A commissão tem presente aqui n'este momento um dos seus membros, e creio que para esse membro da commissão de guerra não será muito agradavel entrar no debate não tendo vindo preparado para elle. Assim pois entendo que a camara deve sustentar a deliberação que tomou hontem de não discutir este projecto sem estar presente o sr. ministro da guerra.
O sr. Visconde de Ponte Arcada: - Sr. presidente, segundo a declaração que ha pouco se fez n'esta casa, acha-se unicamente presente um membro da commissão de fazenda, e por consequencia não se póde ella reunir para tratar dos projectos vincios da outra camara. Eu desejava saber se outras commissões estão trabalhando.
Vozes: - Nenhuma.
O Orador: - Então como hade a camara discutir os assumptos que precisam do parecer das commissões para serem discutidos, e sobre os quaes ellas ainda o não deram? Não é possivel obrigar a camara a discutir projectos sobre os quaes não têem ainda sido ouvidas as commissões, e de que a camara não tem conhecimento. Pois póde querer-se que a camara vote ás cegas? Isto não póde ser, e é impossivel continuar assim.
Peço desculpa ao meu amigo o sr. visconde de Chancelleiros, de o ter ha pouco interrompido com algum calor e voz mais levantada do que eu queria, quando s. exa. mostrou querer que se discutisse um parecer que veiu da camara dos senhores depurados ha poucos instantes. S. exa. desculpa-me de certo, porque sabe que eu tenho toda a consideração pessoal por s. exa., e que sou incapaz de o offender voluntariamente.
Sr. presidente, parece-me que a sessão não póde continuar, e eu sou de opinião que v. exa. a levante, visto não haver trabalhos preparados em circumstancias de a camara se poder occupar d'elles.
Deploro a maneira porque as discussões têem corrido, ou para melhor dizer a sua falta. Todos os incidentes que se têem dado hão de ser explorados pelos mal intencionados, para desvirtuar o governo representativo; e é para lastimar que os poderes publicos forneçam elles proprios as armas aos inimigos do systema constitucional.
Nós vemos o que está acontecendo em França, e devemos pôr ali os olhos, alem das más doutrinas espalhadas n'aquelle infeliz paiz, grande parte dos desgraçadissimos acontecimentos de que tem sido theatro e victima, proveiu da má administração e to modo porque se dirigiam os negocios publicos n'aquelle estado, dando assim occasião aos partidos desorganisadores da sociedade para explorar mais facilmente tão funestos erros, e rasgar os laços sociaes.
Não queiramos nós tambem pela nosse falta de circumspecção, na avaliação dos negocios publicos, dar occasião a que qualquer partido, aproveitando-se dos nossos erros, possa illudir como pertendem, o nosso povo, para o desvairar.
Não tenho mais nada a dizer.
O sr.
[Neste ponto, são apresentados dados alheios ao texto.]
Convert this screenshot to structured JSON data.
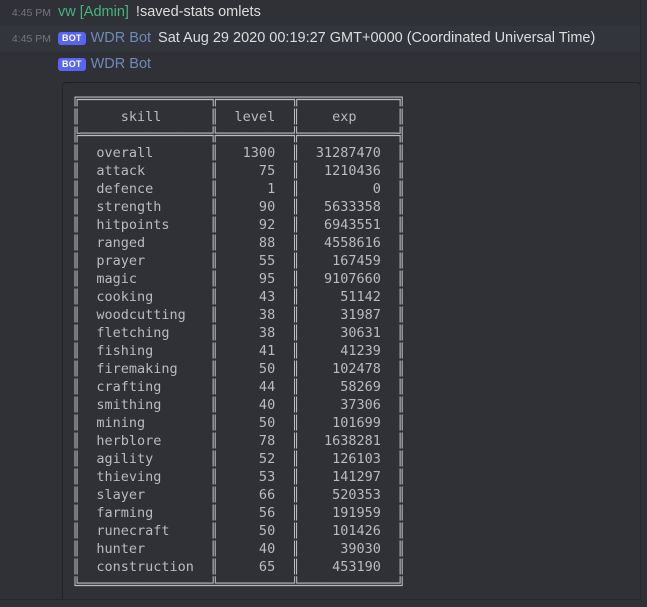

Vaz Preto: - Sr. presidente, desejava saber se na mesa estavam já uns documentos que pedi pelo ministerio das obras publicas, e que se referem a gravissimas accusações feitas ao director das obras publicas de Castello Branco.
O sr. Secretario: - Na mesa não existem documentos alguns a respeito do negocio a que se refere o digno par.
O Orador: - Como a sessão se vae encerrar, e os documentos que pedi ainda não vieram, aproveito a occasião de se achar presente o sr. ministro das obras publicas, para lhe recommendar este negocio, que é urgentissimo.
Na secretaria das obras publicas ha representações muito serias contra aquelle empregado, queixas muito graves, accusando-o de factos incriminados pelo codigo penal, e para os quaes as leis deste reino exigem penas severas.
Estas representações serias, aquellas queixas graves, foram ha muito apresentadas n'aquelle ministerio, e até hoje o ministro respectivo não deu uma unica providencia.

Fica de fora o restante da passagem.